個人的に上記の発想は特に間違っていないとも思います。
標準に用意されている中では一番曖昧な表記の為、選択しやすいような気もします。
私も EC-CUBE2系 で同様の仕様が無ければ気付かなかったと思います。
クライアントの意見を代弁するのであれば「解るか!!!!」と言いたくなる内容です。
もしも、他の方の参考になるようであれば幸いです。
EC-CUBE2系の時は結構後のバージョンから同様の仕組みが実装されています。(元は株式会社ロックオン様以外の会社が開発されたプラグインでした。)
その時はパラメータ管理画面からその処理を実行するかどうかを選択できました。
しかし、EC-CUBE3では管理画面を簡略化する為、パラメーター管理の画面は無くなりました・・・
代わりのような機能として設定以下のフォルダで管理されています。
/src/Eccube/Resource/config/constant.yml.dist
色々調べる必要はありますが変更するときは以下のフォルダにコピーしてから変更しましょう。
/app/config/eccube
※ファイルをコピーする際にファイル名を変更する必要がありますので注意してください。
constant.yml.dist → constant.yml
■「受注ステータスカラー」の追加/変更
上述した内容で「受注ステータス」の変更追加を行いましたが、追加される場合は一覧の背景色も設定したほうが良いかもしれません。
「受注ステータスカラー」はと云うと「mtb_order_status_color」という項目になります。
「mtb_order_status_color」を選択してみると「受注ステータス」毎に色が設定されています。
「受注ステータス」を追加するときは「受注ステータスカラー」も是非変更して下さい。
■「会員用受注ステータス」の追加/変更
今回調べて気付いたことですが、EC-CUBE3系では新しい機能が追加されていました。
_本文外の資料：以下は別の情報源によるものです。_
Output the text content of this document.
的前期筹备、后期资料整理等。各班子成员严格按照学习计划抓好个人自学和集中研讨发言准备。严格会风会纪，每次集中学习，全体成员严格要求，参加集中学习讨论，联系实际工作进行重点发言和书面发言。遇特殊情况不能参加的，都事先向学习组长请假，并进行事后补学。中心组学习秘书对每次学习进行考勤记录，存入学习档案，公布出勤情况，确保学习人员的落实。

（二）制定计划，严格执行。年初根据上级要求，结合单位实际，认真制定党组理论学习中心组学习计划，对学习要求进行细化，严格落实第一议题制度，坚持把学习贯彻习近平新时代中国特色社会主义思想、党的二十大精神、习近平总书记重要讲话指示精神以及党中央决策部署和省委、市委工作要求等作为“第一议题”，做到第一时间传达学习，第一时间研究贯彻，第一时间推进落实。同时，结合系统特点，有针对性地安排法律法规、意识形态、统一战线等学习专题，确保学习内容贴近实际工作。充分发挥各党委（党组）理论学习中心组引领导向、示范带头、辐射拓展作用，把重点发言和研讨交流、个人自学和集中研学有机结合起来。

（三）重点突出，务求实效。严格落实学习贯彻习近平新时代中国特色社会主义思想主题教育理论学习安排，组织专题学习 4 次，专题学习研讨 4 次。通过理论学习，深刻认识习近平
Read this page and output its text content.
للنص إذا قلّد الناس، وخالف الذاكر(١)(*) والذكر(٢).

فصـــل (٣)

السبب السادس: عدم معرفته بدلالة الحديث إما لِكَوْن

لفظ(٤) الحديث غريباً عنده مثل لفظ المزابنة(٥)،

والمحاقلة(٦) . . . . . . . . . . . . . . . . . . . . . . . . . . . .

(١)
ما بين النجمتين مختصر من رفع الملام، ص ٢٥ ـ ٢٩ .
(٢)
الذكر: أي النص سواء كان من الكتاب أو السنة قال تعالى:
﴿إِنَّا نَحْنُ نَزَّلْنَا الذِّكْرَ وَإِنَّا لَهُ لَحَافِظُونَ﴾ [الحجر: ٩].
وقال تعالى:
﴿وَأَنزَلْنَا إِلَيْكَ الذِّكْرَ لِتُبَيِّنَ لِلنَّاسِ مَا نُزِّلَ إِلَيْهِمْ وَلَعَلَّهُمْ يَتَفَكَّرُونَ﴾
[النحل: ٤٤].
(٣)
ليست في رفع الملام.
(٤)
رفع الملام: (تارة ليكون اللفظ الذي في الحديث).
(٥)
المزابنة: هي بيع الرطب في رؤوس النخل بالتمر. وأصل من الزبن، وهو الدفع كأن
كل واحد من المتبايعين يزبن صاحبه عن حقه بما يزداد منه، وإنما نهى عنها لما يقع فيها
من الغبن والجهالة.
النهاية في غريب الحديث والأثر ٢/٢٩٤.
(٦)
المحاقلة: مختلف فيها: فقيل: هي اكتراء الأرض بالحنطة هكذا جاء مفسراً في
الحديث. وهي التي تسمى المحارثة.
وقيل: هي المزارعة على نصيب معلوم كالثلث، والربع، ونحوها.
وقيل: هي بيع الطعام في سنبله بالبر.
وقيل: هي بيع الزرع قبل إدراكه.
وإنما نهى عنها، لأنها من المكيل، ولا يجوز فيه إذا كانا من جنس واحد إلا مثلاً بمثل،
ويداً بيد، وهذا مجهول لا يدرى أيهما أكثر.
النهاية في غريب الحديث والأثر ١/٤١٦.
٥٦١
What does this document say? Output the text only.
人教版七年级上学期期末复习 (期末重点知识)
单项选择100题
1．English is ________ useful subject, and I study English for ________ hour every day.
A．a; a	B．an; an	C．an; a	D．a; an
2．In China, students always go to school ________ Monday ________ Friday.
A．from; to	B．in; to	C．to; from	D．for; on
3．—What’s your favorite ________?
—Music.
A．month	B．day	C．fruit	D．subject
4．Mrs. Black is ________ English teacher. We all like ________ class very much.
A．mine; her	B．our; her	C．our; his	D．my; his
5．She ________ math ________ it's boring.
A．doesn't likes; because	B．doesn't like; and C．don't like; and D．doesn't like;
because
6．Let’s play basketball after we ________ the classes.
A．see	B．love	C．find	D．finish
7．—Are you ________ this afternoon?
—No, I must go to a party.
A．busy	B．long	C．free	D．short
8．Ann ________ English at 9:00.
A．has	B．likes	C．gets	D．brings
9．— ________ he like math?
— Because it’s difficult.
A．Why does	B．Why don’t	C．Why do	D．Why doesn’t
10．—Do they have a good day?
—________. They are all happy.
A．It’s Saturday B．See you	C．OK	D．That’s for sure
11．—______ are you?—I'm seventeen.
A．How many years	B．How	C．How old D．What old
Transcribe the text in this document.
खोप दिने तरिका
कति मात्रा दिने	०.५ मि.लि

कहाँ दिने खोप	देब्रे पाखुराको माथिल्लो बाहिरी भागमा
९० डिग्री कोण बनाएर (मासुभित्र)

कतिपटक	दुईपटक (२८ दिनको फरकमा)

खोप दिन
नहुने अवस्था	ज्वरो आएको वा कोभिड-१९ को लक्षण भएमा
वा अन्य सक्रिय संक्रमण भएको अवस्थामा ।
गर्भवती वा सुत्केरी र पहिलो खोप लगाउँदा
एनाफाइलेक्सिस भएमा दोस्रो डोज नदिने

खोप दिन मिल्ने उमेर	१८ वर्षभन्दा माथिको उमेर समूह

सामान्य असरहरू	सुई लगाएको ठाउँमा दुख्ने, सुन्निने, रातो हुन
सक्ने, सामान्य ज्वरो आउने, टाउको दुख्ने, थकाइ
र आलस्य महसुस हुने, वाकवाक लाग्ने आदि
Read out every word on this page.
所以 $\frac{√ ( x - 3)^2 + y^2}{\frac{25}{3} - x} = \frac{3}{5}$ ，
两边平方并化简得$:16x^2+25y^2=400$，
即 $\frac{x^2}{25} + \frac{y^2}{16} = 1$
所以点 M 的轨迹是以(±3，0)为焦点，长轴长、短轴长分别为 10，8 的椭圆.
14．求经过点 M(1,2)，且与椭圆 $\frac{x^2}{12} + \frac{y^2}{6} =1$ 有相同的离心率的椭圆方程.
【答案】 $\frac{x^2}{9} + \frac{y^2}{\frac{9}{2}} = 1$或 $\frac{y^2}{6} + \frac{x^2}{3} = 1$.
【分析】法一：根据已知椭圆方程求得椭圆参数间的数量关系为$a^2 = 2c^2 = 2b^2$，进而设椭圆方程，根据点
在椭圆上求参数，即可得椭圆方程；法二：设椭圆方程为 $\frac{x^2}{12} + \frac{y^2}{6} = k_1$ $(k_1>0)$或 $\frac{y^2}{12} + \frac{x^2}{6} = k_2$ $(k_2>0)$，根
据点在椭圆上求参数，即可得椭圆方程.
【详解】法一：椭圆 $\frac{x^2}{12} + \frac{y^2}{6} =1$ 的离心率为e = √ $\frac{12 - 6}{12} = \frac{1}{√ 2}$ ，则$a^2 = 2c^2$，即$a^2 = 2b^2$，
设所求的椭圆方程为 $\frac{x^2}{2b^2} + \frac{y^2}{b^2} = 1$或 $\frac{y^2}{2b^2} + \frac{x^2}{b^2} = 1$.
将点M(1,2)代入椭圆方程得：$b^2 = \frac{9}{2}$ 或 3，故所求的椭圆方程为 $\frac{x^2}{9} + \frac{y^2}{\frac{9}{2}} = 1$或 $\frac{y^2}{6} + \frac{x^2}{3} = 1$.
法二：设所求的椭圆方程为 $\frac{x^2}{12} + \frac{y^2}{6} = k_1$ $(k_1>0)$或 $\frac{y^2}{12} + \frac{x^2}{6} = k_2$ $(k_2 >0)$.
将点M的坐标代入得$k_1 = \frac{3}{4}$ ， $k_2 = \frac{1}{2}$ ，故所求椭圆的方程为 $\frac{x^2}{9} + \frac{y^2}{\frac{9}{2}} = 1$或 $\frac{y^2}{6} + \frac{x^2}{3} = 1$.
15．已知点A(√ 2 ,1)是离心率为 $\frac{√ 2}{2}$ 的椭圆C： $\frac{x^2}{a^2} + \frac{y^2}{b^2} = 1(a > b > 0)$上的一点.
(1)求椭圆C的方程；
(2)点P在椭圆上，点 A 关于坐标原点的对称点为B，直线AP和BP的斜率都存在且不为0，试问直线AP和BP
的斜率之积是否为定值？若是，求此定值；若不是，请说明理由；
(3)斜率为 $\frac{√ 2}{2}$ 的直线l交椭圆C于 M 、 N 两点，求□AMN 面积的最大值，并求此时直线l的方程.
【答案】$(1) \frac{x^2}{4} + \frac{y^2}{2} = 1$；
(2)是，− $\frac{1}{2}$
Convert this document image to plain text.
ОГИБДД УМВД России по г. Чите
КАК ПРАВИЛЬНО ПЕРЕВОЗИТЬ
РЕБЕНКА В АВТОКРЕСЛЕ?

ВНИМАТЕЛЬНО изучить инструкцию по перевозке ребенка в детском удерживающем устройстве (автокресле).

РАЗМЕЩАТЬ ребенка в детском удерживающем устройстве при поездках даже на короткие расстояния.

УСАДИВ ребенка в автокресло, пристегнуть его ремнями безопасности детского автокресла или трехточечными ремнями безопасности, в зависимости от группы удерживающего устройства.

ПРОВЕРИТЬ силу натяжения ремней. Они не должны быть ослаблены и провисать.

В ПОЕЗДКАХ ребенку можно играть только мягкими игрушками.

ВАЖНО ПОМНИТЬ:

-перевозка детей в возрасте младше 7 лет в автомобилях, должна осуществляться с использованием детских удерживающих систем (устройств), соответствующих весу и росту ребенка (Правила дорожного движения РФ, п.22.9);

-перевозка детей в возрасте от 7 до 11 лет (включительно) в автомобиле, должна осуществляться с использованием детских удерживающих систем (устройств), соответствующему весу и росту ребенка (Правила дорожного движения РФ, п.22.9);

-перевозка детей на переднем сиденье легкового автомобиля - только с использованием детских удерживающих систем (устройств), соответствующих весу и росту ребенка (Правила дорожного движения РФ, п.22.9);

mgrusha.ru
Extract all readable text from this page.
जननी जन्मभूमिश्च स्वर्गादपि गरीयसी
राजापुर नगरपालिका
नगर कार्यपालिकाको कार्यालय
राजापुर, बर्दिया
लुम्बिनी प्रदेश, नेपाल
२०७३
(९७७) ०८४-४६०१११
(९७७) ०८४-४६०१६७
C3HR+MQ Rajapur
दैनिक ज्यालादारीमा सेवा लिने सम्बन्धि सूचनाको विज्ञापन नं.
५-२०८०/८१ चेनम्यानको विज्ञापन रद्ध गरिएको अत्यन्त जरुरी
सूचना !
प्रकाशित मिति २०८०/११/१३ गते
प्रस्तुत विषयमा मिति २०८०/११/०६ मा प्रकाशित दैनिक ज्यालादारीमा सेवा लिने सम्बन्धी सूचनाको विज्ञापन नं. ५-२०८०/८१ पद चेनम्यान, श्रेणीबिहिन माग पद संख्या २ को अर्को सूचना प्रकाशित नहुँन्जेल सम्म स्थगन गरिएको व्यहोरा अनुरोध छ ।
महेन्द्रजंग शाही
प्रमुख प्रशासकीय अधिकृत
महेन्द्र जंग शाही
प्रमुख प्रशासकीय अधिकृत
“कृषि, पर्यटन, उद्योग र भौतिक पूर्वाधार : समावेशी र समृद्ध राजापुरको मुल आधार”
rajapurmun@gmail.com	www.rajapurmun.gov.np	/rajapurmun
・・・もしかすると私が知らないだけで 2系でも出来たのかも知れません(笑)
気付いた内容は「会員用用受注ステータス」です。
「会員用用受注ステータス」は「mtb_customer_order_status」という項目になります。
「mtb_customer_order_status」を選択してみると「受注ステータス」と同じようの項目が表示されます。
ですが、よく見ると少し違います。
そうなんです、この項目を変更すると「マイページにて表示される受注ステータス」が変更できるんです。
この機能は地味にクライアントから要望を頂く内容です。
対応できていたんですね。ちょっと嬉しいです。
と云うことで今回は「受注ステータス」についてでした。
色々便利にはなっているんですが、運用者からすると、まだまだ難しい部分もあるようです。